Saturday, March 26, 2011

Ed. School Madman

Though I often find George Will's arguments facile and/or under-reasoned (as this one is, in some ways), in this article about Teach for America, he makes an oblique claim that I can validate from personal experience.

He writes, "TFA has become a flourishing reproach to departments and schools of education. It pours talent into the educational system - 80 percent of its teachers are in traditional public schools - talent that flows around the barriers of the credentialing process."

I've met few teachers who found their education school experience...well, edifying.

To give but one example, not one teacher I've asked failed to notice that Ed. school professors consistently do all manner of things that they themselves were constantly telling us--the would-be teachers--not to do.

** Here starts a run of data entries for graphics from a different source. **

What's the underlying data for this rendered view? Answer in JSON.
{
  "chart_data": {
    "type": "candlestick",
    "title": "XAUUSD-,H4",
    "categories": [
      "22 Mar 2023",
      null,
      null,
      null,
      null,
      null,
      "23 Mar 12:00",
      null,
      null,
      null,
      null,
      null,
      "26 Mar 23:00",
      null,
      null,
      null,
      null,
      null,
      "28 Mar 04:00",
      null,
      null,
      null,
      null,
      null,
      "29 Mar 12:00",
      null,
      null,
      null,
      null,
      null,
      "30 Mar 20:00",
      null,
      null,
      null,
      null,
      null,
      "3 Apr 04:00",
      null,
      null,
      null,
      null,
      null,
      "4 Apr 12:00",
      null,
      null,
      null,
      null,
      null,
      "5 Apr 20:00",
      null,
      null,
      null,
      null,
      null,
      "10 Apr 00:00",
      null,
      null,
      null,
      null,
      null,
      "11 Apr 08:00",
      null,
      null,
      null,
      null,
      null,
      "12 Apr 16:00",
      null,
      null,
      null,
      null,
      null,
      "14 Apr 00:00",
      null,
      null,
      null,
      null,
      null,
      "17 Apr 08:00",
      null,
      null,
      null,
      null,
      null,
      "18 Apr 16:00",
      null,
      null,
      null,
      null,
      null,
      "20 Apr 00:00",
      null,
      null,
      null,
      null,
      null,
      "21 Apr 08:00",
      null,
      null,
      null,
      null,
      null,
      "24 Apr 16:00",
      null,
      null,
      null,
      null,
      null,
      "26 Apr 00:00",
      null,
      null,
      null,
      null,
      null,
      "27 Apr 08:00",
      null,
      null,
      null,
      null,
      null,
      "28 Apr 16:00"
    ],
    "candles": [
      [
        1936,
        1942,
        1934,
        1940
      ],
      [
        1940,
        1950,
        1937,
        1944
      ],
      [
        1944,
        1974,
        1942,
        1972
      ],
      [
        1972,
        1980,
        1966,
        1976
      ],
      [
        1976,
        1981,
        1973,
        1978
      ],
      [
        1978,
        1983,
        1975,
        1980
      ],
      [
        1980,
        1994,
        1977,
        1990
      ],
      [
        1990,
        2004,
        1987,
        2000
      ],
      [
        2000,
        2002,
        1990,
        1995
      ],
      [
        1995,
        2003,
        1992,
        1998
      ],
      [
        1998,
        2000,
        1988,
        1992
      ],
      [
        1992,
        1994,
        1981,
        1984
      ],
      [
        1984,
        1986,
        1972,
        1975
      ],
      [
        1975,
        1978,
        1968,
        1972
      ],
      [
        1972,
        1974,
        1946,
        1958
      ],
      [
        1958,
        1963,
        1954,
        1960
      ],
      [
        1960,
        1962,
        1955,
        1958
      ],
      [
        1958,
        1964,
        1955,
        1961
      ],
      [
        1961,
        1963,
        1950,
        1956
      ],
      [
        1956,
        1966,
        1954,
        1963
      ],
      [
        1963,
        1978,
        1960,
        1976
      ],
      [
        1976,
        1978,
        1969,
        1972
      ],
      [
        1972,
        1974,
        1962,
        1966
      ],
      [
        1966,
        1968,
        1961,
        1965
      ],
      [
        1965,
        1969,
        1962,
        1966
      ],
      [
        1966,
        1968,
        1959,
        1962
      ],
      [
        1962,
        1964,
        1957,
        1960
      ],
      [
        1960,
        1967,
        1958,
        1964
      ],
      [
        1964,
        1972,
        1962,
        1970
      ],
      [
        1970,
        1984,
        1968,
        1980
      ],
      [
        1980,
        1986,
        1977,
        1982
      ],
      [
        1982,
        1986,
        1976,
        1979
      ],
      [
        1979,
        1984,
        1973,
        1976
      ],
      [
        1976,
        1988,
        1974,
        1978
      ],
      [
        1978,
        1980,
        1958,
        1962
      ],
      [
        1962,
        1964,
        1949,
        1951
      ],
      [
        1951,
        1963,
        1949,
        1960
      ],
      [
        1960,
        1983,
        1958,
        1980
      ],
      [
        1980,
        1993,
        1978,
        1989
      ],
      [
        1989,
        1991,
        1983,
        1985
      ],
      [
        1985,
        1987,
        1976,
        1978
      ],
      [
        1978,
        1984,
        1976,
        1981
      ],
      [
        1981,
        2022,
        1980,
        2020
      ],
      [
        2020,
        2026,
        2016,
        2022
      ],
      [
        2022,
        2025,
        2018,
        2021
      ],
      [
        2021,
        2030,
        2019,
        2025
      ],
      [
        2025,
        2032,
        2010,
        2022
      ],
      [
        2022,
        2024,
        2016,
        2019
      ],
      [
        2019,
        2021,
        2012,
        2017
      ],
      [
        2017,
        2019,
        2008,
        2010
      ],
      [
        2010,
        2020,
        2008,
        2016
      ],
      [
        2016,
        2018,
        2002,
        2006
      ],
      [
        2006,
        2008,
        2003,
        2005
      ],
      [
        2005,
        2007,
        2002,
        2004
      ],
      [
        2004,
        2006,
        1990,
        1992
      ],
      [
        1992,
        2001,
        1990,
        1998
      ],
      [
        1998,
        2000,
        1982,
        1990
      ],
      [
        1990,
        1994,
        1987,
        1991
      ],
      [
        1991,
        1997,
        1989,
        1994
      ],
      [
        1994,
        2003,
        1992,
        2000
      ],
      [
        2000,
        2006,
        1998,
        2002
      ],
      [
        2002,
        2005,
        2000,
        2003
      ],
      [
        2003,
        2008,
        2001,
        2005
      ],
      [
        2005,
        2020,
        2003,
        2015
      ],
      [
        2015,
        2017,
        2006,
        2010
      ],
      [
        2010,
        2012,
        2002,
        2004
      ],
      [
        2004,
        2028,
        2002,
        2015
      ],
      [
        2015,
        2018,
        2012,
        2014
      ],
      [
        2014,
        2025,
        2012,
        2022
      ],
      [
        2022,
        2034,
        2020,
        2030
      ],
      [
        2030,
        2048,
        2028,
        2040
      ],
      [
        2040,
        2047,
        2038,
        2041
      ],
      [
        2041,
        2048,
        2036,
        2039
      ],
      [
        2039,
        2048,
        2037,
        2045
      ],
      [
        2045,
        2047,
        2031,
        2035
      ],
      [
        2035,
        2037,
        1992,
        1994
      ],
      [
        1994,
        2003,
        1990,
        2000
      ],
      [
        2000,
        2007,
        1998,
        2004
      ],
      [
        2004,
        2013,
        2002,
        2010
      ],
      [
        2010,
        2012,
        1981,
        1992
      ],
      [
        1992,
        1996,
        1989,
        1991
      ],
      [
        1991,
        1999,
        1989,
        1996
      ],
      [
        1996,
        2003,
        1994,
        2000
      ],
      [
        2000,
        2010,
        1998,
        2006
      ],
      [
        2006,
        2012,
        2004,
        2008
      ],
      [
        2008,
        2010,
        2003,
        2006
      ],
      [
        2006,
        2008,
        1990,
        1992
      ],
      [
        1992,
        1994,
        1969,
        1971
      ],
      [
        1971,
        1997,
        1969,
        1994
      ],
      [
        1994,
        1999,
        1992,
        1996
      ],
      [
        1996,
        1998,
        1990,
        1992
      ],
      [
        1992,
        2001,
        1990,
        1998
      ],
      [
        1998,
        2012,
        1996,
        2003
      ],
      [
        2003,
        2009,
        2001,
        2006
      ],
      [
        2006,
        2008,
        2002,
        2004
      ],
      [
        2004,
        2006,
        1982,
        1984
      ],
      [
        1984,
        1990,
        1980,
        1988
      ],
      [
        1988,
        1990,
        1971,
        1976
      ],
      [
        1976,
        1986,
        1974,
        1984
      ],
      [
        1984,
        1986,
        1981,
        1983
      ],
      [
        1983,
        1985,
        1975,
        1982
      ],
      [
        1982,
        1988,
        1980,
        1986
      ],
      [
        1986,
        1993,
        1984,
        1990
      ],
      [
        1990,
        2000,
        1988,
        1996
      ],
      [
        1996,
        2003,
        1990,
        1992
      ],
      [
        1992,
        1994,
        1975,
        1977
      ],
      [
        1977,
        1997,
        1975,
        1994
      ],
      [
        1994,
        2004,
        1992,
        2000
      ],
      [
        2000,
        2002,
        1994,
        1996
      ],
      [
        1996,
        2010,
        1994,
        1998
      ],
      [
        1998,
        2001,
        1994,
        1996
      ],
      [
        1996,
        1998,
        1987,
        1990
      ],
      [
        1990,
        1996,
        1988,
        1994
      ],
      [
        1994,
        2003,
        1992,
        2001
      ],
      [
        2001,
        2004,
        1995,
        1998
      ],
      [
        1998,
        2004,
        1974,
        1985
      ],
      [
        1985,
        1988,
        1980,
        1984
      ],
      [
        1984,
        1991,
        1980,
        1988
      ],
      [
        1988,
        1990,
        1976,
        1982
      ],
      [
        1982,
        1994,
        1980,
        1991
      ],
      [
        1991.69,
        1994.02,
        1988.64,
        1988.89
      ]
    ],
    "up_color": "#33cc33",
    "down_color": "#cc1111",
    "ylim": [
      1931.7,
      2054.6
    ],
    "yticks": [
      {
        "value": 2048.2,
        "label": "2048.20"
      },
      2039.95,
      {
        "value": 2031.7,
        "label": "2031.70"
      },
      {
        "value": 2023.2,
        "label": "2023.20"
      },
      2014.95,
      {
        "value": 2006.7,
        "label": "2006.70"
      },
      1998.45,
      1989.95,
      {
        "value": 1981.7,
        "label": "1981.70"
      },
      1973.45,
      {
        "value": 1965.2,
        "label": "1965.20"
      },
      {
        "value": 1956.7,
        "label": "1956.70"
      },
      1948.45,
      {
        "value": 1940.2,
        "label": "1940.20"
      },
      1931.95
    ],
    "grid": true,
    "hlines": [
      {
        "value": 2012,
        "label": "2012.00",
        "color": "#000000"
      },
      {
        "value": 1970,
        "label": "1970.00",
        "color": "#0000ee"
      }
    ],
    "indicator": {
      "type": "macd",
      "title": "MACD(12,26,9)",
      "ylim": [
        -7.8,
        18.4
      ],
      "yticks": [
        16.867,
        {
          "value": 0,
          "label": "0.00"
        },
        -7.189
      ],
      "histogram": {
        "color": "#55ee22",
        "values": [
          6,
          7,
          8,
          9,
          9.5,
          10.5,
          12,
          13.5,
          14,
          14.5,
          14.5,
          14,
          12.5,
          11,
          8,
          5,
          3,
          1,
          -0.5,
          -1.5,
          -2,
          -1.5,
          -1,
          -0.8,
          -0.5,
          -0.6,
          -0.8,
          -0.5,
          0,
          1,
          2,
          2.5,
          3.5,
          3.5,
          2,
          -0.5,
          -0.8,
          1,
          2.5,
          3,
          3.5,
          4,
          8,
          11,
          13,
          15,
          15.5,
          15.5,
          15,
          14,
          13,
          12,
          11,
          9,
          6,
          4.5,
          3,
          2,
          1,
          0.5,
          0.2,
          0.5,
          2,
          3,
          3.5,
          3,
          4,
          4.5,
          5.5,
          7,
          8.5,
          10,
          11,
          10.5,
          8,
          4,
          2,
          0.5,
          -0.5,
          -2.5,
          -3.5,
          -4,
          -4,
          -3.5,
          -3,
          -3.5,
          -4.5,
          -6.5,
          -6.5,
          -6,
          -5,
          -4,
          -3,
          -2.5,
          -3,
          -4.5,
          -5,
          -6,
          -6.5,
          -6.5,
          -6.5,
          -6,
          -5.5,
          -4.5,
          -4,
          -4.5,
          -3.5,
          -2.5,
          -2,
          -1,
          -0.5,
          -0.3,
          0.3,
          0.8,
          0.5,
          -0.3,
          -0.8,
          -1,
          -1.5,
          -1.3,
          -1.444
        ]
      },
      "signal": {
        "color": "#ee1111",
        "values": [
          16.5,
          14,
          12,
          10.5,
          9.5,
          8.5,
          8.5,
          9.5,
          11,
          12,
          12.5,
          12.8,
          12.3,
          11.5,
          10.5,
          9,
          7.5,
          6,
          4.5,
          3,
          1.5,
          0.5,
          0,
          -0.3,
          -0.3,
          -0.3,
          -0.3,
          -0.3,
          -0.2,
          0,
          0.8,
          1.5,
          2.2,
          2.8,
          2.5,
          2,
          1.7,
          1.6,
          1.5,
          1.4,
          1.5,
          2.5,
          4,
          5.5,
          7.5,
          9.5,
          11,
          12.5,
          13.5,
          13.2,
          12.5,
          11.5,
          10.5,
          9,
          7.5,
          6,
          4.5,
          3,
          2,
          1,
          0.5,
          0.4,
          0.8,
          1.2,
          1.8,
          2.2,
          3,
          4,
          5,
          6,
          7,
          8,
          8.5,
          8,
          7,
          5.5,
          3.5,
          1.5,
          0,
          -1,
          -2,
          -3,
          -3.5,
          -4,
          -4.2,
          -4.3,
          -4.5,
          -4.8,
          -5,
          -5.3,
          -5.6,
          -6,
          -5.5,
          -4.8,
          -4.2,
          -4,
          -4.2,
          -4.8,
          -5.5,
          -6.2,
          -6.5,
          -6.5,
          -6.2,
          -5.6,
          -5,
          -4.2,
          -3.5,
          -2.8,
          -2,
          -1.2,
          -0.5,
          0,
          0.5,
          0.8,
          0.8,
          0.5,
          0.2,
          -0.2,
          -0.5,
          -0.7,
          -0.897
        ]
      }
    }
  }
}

The most glaring manifestation of this was their drumming into us that lecturing is a bad mode for creating student learning. They'd talk and talk and talk about that. They apparently thought that unwritten, unprepared talking didn't count as lecturing, so their lecture-like presentation did not really violate their own admonition. I can't be sure, since (they were right) I stopped paying attention after a few minutes.

Maybe that was all an elaborately planned experiential learning demonstration. "See, I just did to you what you shouldn't do, and you lived out what your students will do, also." If so, they should have told me such practice is to point out to students what they're supposed to be learning.